Но войско Омимо дошло уже до Изначальной реки; еще день пути — и передовые отряды его достигнут холма Гхари.
Тем вечером мы стояли на северной галерее, глядя на Гхари. Холм кишел людьми, точно развороченный муравейник. Зимние снега на горных пиках красил багровым закат, и над Короси вставал столб кроваво-красного дыма.
— Смотри, — воскликнул Тазу, указывая на северо-запад.
Вспышка озарила небо, точно плоская молния, какие бывают летом.
— Упала звезда, — предположил он, а я сказала: — Горы дышат огнем.
Но в ночи явились к нам ангелы.
— Великий дом рухнул, пламенея, с небес, — сказал один, а другой добавил: — Пламя охватило его, но не пожрало, и стоит он на речном берегу.
— Как предрек Господь в день рождения мира, — вымолвила я.
И ангелы пали ниц.
То, что зрела я тогда, и то, что вижу сейчас, много лет спустя — не одно и то же; ныне я знаю много больше и меньше того, что тогда. Попробую описать, какие чувства владели мною в те дни.
На другое утро я узрела, как по великой каменной дороге приближается к северным воротам стая странных существ. Шли они на двух ногах, как люди или ящеры, и ростом были с огромных ящеров пустыни, так же большеноги и большеголовы, но хвостов не имели. Бледны были тела их, и безволосы. На лицах не виднелось ни ртов, ни носов — только один огромный, единственный, блестящий, темный, немигающий глаз.
У врат они остановились.
На холме Гхари не было видно ни души — все солдаты спрятались в крепости или по рощам на дальнем склоне.
Мы же стояли над северными вратами, где парапет доходит страже до плеч.
Слышался многоголосый плач, и над крышами и галереями града разносилось: «Господи! Господи Боже, спаси нас!».
Мы с Тазу беседовали всю ночь — поначалу держали совет с матерью и другими мудрецами, потом же отослали их, чтобы вместе оглянуться в грядущее.

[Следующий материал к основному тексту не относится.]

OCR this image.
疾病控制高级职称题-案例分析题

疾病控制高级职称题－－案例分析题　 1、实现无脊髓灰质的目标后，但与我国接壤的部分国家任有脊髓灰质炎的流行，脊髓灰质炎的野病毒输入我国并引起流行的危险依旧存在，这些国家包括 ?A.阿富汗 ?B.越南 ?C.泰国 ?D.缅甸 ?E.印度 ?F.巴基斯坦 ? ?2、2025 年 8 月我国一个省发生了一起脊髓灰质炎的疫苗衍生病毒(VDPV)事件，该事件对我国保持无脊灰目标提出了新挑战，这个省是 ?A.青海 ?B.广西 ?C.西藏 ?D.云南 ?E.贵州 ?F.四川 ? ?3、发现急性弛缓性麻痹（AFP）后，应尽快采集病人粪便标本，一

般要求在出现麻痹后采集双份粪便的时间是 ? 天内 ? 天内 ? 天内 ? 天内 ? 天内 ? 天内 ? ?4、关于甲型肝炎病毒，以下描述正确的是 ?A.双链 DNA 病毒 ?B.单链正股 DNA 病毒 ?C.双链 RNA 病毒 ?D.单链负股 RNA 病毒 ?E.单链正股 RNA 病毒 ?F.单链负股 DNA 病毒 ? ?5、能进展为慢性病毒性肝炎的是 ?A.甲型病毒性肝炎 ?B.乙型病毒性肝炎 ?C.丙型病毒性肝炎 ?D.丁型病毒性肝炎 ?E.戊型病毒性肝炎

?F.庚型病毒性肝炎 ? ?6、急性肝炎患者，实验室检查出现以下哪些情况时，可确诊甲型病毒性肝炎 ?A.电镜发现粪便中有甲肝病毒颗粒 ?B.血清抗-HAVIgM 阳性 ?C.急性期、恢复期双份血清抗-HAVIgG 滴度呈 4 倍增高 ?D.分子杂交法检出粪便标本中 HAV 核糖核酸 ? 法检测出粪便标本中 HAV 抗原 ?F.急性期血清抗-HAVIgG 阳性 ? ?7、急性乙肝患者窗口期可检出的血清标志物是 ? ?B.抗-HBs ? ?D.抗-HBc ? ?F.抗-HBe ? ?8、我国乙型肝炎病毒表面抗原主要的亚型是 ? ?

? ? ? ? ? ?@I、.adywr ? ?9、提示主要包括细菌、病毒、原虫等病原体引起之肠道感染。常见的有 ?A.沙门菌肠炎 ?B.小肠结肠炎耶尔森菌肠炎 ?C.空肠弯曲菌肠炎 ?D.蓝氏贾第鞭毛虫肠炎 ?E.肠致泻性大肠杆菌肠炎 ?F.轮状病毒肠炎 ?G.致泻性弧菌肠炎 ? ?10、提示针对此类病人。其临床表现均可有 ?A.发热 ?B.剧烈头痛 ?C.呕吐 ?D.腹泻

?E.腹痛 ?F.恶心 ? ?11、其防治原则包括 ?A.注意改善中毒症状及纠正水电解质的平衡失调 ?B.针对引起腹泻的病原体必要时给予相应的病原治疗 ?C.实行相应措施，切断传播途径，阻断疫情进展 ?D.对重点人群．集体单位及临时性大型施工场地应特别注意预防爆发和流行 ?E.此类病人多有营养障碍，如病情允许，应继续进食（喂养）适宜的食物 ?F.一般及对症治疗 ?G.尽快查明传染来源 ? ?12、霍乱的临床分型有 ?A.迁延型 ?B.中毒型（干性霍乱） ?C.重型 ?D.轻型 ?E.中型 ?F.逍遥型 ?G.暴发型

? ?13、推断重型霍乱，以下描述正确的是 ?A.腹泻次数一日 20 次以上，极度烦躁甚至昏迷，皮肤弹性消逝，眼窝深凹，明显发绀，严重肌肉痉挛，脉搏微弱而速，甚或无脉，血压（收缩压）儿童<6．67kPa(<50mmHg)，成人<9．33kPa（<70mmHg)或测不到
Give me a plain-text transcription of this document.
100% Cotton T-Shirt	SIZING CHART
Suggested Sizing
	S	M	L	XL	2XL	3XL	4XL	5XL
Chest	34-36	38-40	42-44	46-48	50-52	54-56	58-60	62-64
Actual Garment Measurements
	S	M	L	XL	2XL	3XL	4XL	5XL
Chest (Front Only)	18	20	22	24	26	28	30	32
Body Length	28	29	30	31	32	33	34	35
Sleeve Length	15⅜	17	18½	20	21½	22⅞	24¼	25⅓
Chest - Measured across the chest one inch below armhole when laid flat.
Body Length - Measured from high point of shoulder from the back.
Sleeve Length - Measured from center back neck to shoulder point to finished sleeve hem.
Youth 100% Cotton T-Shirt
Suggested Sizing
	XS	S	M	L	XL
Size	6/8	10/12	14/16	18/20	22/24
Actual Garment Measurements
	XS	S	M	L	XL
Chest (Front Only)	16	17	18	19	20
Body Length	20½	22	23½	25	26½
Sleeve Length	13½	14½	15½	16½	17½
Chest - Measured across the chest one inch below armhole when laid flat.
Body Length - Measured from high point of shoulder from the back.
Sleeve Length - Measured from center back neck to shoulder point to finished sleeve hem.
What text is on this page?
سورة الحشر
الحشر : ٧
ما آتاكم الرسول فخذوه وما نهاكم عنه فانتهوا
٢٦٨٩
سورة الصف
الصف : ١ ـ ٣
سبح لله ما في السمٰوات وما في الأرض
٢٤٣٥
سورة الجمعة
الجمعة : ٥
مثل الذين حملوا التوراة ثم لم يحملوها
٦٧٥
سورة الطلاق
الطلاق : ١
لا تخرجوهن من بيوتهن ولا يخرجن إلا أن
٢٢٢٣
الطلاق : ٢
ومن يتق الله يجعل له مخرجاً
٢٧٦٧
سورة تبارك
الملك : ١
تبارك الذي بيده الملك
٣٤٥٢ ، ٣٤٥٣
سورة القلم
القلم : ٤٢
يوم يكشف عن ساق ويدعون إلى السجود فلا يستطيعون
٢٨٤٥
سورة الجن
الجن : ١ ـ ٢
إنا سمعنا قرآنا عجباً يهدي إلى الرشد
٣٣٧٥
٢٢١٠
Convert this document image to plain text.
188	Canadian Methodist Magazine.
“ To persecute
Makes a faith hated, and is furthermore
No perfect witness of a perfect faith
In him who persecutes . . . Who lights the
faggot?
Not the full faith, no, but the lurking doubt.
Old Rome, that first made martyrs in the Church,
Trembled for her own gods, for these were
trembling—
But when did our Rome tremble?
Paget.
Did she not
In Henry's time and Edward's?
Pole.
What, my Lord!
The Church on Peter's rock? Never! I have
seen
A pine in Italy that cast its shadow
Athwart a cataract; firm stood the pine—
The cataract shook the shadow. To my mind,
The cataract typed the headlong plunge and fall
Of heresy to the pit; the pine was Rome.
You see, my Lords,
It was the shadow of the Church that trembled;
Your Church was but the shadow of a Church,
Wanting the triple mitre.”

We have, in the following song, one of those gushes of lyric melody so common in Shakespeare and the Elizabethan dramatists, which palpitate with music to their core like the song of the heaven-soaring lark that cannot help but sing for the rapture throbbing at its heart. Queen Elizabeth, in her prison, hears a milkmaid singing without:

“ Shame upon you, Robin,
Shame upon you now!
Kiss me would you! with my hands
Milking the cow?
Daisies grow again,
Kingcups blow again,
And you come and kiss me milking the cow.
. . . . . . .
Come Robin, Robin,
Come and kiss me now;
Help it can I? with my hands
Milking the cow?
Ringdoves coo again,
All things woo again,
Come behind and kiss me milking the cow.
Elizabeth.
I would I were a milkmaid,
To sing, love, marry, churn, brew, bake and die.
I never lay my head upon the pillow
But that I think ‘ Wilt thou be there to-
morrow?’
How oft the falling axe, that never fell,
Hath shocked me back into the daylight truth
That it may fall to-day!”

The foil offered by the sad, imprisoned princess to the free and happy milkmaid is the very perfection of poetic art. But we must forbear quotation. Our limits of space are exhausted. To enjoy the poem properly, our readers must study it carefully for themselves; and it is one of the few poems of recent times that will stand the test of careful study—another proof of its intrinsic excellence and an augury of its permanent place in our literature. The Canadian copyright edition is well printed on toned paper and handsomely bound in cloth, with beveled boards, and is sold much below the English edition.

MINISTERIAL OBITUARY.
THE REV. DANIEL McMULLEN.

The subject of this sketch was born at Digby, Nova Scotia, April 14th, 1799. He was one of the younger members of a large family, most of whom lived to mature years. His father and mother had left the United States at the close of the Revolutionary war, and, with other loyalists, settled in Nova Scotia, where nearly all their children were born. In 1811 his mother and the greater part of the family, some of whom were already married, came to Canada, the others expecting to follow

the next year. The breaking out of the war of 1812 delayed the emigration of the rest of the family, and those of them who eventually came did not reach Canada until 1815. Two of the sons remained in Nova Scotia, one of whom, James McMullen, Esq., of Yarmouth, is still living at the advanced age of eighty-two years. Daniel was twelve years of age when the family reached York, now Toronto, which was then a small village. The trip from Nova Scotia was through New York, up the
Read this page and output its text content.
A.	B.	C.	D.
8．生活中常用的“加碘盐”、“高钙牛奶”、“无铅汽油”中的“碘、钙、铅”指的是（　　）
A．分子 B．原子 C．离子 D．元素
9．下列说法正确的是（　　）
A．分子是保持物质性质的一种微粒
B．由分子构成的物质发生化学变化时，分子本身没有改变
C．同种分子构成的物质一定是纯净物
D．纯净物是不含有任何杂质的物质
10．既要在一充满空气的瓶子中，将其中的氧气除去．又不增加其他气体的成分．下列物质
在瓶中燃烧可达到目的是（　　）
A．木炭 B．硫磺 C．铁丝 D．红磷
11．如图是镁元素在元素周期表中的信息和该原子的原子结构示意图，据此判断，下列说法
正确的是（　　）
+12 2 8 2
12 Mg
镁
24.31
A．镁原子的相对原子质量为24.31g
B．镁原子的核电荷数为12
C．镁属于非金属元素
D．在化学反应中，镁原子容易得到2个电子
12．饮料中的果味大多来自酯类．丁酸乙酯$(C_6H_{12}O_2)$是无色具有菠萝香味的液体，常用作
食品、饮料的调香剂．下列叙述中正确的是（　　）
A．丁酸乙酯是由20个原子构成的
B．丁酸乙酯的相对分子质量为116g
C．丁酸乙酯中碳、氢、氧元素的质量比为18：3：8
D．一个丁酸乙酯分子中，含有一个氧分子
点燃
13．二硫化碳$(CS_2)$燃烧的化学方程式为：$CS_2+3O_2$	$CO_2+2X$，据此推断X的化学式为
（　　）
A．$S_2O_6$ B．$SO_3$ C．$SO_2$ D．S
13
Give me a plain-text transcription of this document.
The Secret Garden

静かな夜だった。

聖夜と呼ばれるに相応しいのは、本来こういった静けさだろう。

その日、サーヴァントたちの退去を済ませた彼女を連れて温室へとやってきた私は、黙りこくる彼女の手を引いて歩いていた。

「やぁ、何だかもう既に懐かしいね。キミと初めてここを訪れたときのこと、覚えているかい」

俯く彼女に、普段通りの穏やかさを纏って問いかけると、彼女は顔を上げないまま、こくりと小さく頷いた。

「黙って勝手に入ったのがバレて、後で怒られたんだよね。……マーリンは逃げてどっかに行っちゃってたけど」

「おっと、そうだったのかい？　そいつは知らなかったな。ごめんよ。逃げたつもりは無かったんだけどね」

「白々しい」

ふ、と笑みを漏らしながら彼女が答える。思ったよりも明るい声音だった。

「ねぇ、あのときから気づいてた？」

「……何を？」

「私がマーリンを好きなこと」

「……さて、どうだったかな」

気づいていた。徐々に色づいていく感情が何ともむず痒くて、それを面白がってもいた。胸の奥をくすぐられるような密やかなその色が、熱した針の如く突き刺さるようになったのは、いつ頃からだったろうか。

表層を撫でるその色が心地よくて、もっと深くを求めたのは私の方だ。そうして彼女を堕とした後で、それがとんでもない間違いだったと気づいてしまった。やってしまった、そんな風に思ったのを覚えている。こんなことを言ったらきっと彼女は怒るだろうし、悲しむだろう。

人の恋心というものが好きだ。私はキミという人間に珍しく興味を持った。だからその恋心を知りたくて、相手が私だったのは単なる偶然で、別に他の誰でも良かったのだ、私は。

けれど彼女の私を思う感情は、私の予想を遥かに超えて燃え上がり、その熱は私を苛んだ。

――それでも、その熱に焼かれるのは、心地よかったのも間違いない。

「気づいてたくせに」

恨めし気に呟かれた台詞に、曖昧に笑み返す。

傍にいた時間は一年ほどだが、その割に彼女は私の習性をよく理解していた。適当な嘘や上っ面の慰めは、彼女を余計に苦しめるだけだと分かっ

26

Той ночью мы узрели гибель и рождение мира, увидали всеобщую перемену.
Пророчество гласило, что Бог бел и одноглаз. Ныне мы узрели исполнение его. Пророчество гласило, что мир гибнет. А с миром должна была сгинуть и краткая наша божественность. Вот что предстояло нам ныне: убить мир. Мир должен сгинуть, чтобы жил Бог. Дом рушится, чтобы устоять. Те, кто был Богом, станут приветствовать Бога.
Тазу произнес слова привета, а я сбежала по винтовой лестнице внутри привратных стен, и отодвинула могучие засовы — стражникам пришлось помочь мне — и распахнула створки. «Входи!», крикнула я Богу, и пала на колени, коснувшись большими пальцами лба.